Bei der Aufnahme von wählbaren Bürger/innen in den Wahlvorschlag einer Fraktion liegt eine unzulässige Zählgemeinschaft stets dann vor, wenn die Aufnahme der betreffenden Person auf Wunsch einer anderen politischen Gruppierung erfolgt, diese als "Gegenleistung" für den Wahlvorschlag stimmt und die Stimmenbündelung eine Sitzverschiebung zu Lasten Dritter bewirkt. Entscheidend für die rechtliche Bewertung ist die den Wahlvorschlag tragende Absprache der beteiligten politischen Kräfte.
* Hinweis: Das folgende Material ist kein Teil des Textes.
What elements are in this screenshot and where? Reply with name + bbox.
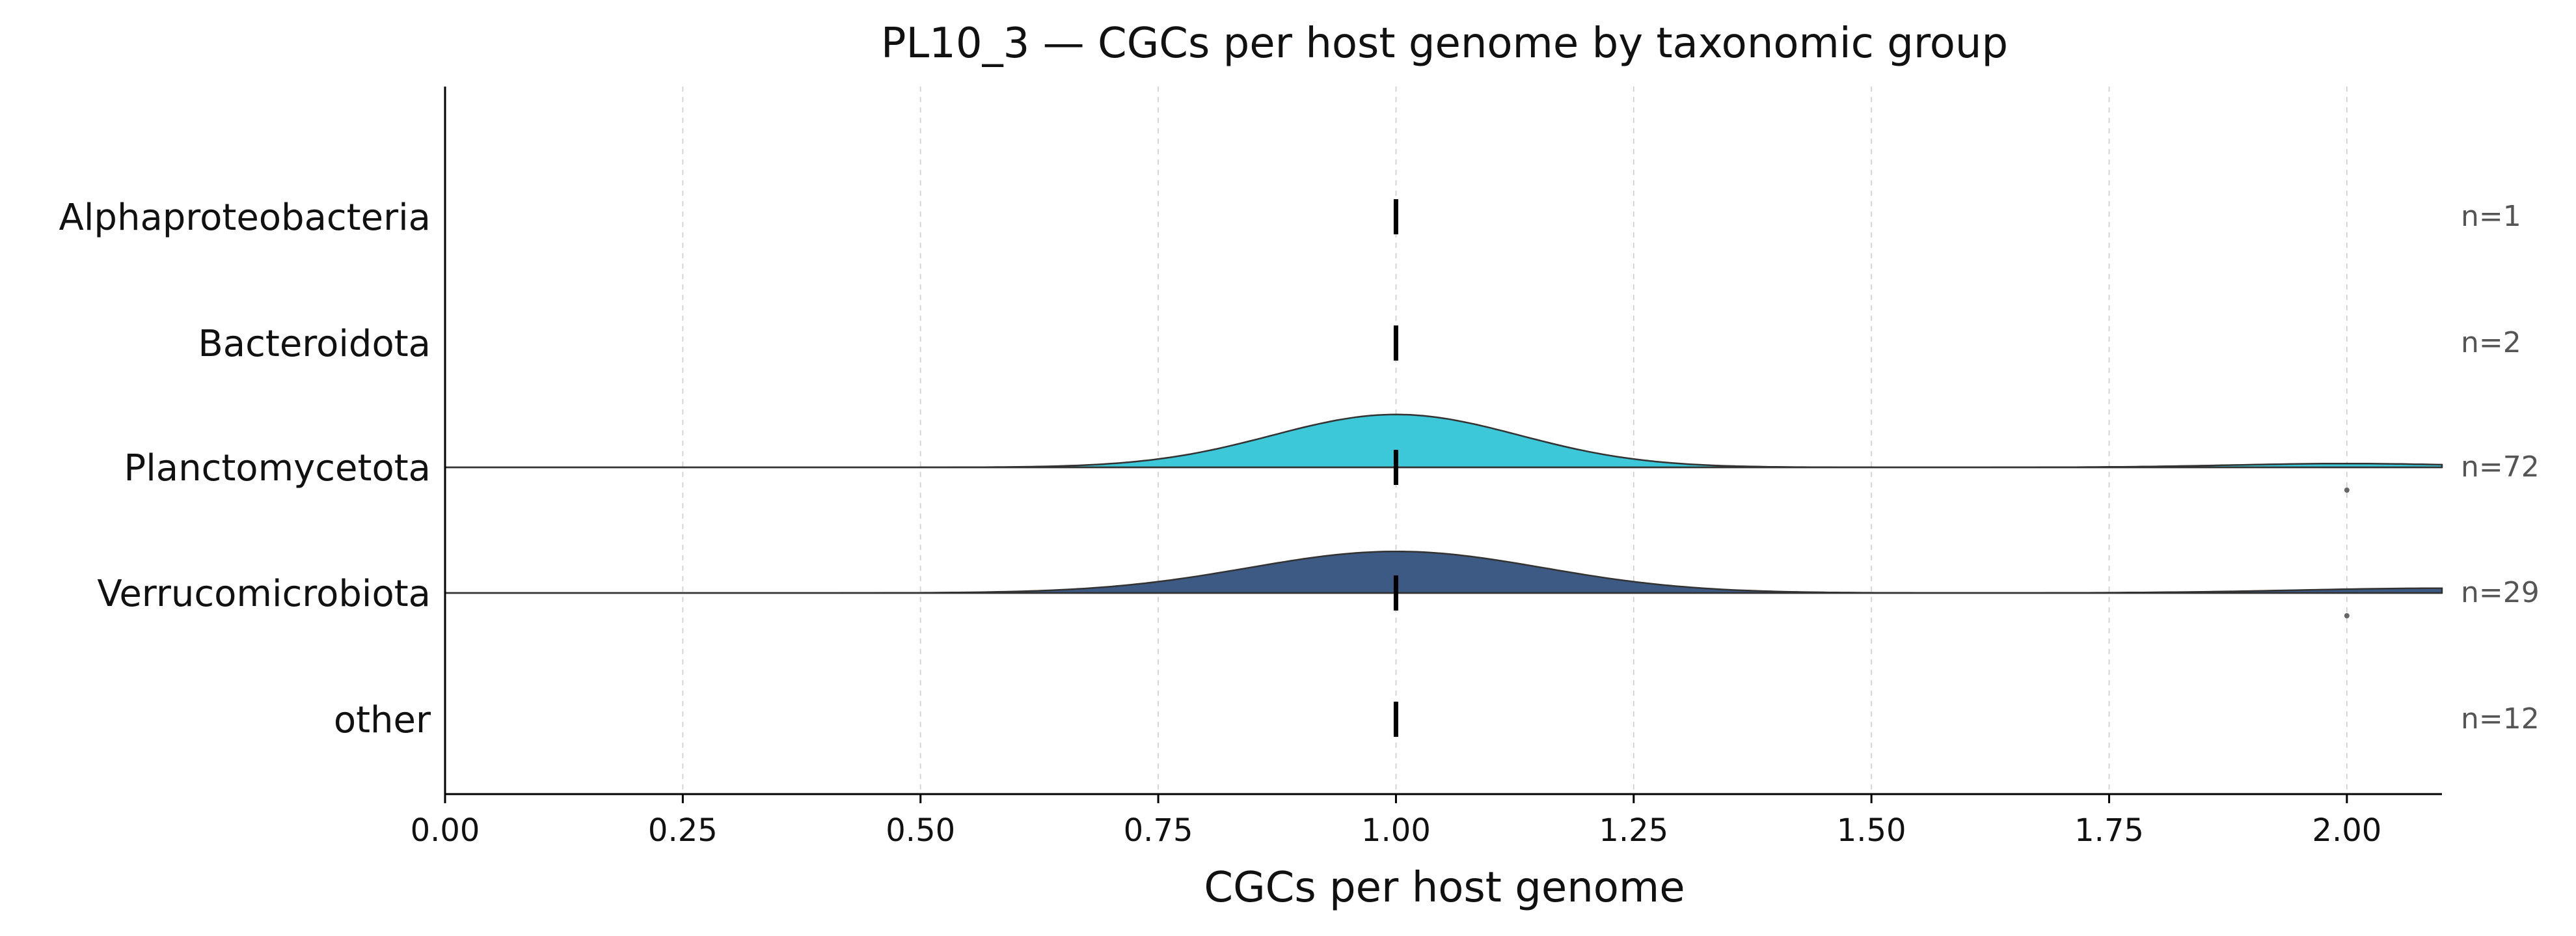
x-tick-label: 0.00 — [411, 812, 480, 849]
n-label: n=72 — [2461, 450, 2540, 484]
category-label: Verrucomicrobiota — [97, 573, 431, 615]
x-tick-label: 0.25 — [648, 812, 718, 849]
x-tick-label: 0.50 — [886, 812, 955, 849]
x-tick-label: 1.50 — [1837, 812, 1906, 849]
category-label: Alphaproteobacteria — [59, 197, 431, 239]
chart-title: PL10_3 — CGCs per host genome by taxonom… — [881, 20, 2008, 68]
x-tick-label: 1.00 — [1361, 812, 1431, 849]
ridges — [445, 413, 2443, 594]
category-label: Bacteroidota — [198, 323, 431, 365]
n-label: n=2 — [2461, 326, 2521, 359]
n-label: n=12 — [2461, 702, 2540, 736]
x-axis-title: CGCs per host genome — [1204, 864, 1685, 912]
category-label: other — [334, 699, 431, 741]
x-ticks: 0.00 0.25 0.50 0.75 1.00 1.25 1.50 1.75 2.00 — [411, 794, 2381, 849]
outliers — [2344, 488, 2350, 618]
outlier-point — [2344, 488, 2350, 493]
x-tick-label: 1.25 — [1599, 812, 1668, 849]
ridge-verrucomicrobiota — [445, 550, 2443, 594]
category-label: Planctomycetota — [124, 447, 431, 489]
x-tick-label: 2.00 — [2312, 812, 2381, 849]
x-tick-label: 1.75 — [2074, 812, 2144, 849]
outlier-point — [2344, 613, 2350, 618]
n-label: n=29 — [2461, 576, 2540, 609]
category-labels: Alphaproteobacteria Bacteroidota Planctomy… — [59, 197, 431, 741]
ridge-planctomycetota — [445, 413, 2443, 469]
n-label: n=1 — [2461, 200, 2521, 233]
x-tick-label: 0.75 — [1124, 812, 1193, 849]
n-labels: n=1 n=2 n=72 n=29 n=12 — [2461, 200, 2540, 736]
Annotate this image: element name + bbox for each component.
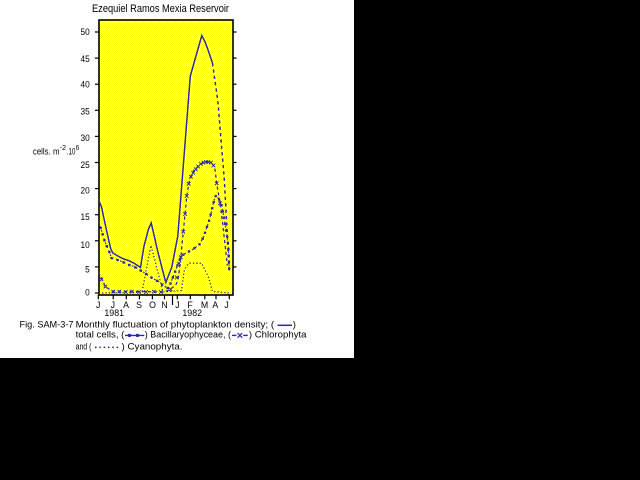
svg-text:F: F <box>187 300 193 310</box>
svg-text:and (: and ( <box>76 342 92 353</box>
svg-text:0: 0 <box>85 288 90 298</box>
svg-text:25: 25 <box>81 160 90 170</box>
svg-text:15: 15 <box>81 212 90 222</box>
svg-text:Fig. SAM-3-7: Fig. SAM-3-7 <box>20 320 74 331</box>
svg-text:35: 35 <box>81 107 90 117</box>
svg-text:Monthly fluctuation of phytopl: Monthly fluctuation of phytoplankton den… <box>76 320 275 331</box>
svg-text:1981: 1981 <box>104 308 124 318</box>
svg-text:J: J <box>96 300 100 310</box>
svg-text:A: A <box>123 300 129 310</box>
svg-text:30: 30 <box>81 133 90 143</box>
svg-text:A: A <box>212 300 218 310</box>
svg-text:J: J <box>175 300 179 310</box>
svg-text:J: J <box>111 300 115 310</box>
svg-text:45: 45 <box>81 54 90 64</box>
svg-text:1982: 1982 <box>182 308 202 318</box>
svg-text:10: 10 <box>81 240 90 250</box>
svg-text:40: 40 <box>81 80 90 90</box>
svg-text:) Bacillaryophyceae, (: ) Bacillaryophyceae, ( <box>145 330 232 341</box>
svg-text:5: 5 <box>85 265 90 275</box>
svg-text:J: J <box>224 300 228 310</box>
svg-text:) Chlorophyta: ) Chlorophyta <box>249 330 307 341</box>
svg-text:Ezequiel Ramos Mexia Reservoir: Ezequiel Ramos Mexia Reservoir <box>92 3 229 15</box>
svg-text:) Cyanophyta.: ) Cyanophyta. <box>122 342 183 353</box>
svg-text:-2: -2 <box>60 143 67 152</box>
svg-text:cells. m: cells. m <box>33 146 60 157</box>
svg-text:total cells, (: total cells, ( <box>76 330 126 341</box>
svg-text:50: 50 <box>81 27 90 37</box>
svg-text:.10: .10 <box>67 146 76 157</box>
svg-text:O: O <box>149 300 156 310</box>
svg-text:N: N <box>161 300 167 310</box>
svg-text:20: 20 <box>81 186 90 196</box>
svg-text:S: S <box>136 300 142 310</box>
svg-text:): ) <box>293 320 296 331</box>
svg-text:M: M <box>201 300 208 310</box>
svg-text:6: 6 <box>76 143 80 152</box>
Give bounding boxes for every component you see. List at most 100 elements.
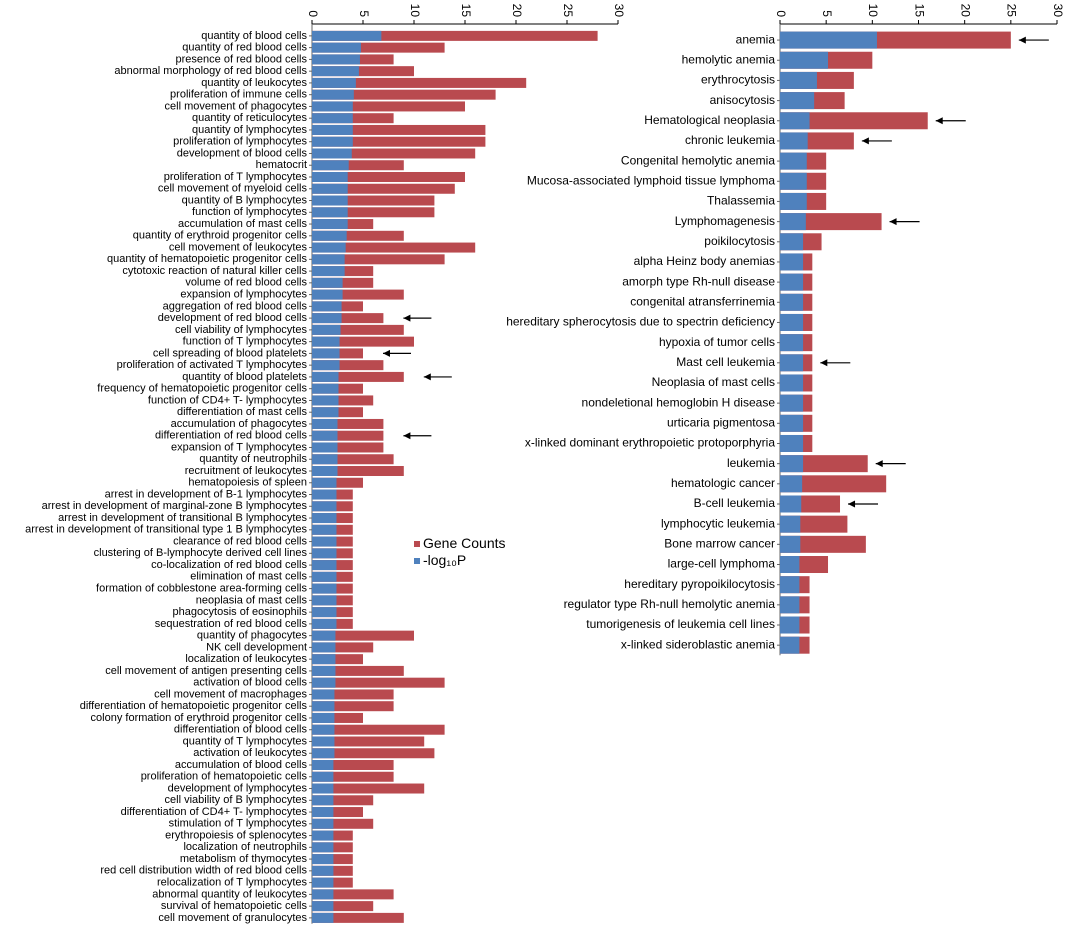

Die Frage, ob ein bürgerliches Mitglied einer Partei / Wählergruppe eindeutig zugeordnet werden kann, ist eine Frage der Offenkundigkeit dieser Absprache und damit eine Frage der Nachweisbarkeit einer unzulässigen Zählgemeinschaft.
Zulässig sind Zählgemeinschaften, bei denen eine Fraktion einer anderen Fraktion einen ihr selbst zustehenden Sitz überlässt, ohne dass eine andere Fraktion benachteiligt wird (= Ausdruck inhaltlicher Zusammenarbeit). Der gemeinsame Wahlvorschlag kann den Namen einer, mehrerer oder aller beteiligter Fraktionen tragen.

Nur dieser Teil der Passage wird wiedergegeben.